On first appearance WordDelimiterFilterFactory seems like the most appropriate solution to the problem. It splits words into sub words on intra-word delimiters.

So:

“email@someserver.com” -> “email”, “someserver”, “com”

This works well except for the fact that it splits on all intra-word delimiters, and when combined with the StandardAnalyzer splits on letter-number transitions.

So:

“email@some-server.com” -> “email”, “some”, “server”, “com”
“email@server5.com” -> “email”, “server”, “5”, “com”

Which is fine unless your users want to search for “server5” say or “some-server” (without analysing the search query itself).

And so the strategy I’ve taken is as follows,

Use the PatternTokenizerFactory and split on ”.” and ”@”
Filter to lower case using LowerCaseFilterFactory
Store the full email address in a separate field

Which now means that:

“email@some-server.com” -> “email”, “some-server”, “com”
“email@server5.com” -> “email”, “server5”, “com”

Searches for “server5” and “some-server” are now found.

There is naturally some room for improvement for example what if the user searches for “server” and “5”, they would reasonably expect anything that matched “server5” to be returned. At the moment I’m handling this by allowing wildcard searches so “server*” does the trick. It may need revisiting, but only time will tell…
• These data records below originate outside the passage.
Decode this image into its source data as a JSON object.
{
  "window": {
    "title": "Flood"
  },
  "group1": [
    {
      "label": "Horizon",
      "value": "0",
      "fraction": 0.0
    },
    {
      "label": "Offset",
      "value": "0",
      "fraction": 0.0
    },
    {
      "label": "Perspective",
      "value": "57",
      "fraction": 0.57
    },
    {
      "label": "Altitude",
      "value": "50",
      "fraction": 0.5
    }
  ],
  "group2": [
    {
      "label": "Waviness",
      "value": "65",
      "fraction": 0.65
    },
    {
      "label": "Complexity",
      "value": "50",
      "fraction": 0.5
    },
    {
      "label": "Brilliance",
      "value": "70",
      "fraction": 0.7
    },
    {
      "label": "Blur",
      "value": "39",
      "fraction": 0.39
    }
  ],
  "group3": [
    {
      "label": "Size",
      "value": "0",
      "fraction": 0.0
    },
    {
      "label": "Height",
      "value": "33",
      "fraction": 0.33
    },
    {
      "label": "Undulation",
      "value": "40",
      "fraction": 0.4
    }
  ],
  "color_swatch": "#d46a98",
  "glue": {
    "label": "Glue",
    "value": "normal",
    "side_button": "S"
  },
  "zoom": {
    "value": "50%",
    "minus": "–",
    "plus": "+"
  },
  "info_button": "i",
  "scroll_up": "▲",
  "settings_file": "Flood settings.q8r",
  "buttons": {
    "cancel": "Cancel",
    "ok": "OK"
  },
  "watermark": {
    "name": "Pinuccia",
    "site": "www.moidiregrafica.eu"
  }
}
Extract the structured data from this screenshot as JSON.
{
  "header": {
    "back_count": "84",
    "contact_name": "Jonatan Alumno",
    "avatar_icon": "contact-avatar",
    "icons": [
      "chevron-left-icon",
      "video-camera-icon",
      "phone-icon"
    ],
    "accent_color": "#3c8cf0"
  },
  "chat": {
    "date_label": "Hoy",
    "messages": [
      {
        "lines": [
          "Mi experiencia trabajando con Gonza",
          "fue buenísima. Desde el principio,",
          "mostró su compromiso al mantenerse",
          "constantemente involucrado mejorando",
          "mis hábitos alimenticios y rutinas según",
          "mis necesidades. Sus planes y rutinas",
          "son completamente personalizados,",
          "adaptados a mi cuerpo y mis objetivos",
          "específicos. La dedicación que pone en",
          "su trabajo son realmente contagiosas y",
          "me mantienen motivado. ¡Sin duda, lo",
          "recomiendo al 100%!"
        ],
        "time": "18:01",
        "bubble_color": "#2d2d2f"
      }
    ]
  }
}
In case you’re wondering how that gets put together here’s a source snippet:

@Entity
@Indexed
@Table(name = "user", catalog = "somedb")
@AnalyzerDef(
  name = "email",
  tokenizer = @TokenizerDef(
    factory = PatternTokenizerFactory.class, params = {
      @Parameter(name = "pattern", value = ".|@")
    }),
    filters = {
      @TokenFilterDef(factory = LowerCaseFilterFactory.class)
    })
public class User implements java.io.Serializable {
...
    @Column(name = "email", nullable = false, unique = true)
    @Fields( {
      @Field(name = "fullEmail", index = Index.UN_TOKENIZED, store = Store.YES),
      @Field(index = Index.TOKENIZED, analyzer = @Analyzer(definition = "email"), store = Store.YES)
    })
    public String getEmail() {
      return this.email;
    }
...
}

Additional resources :

http://wiki.apache.org/solr/AnalyzersTokenizersTokenFilters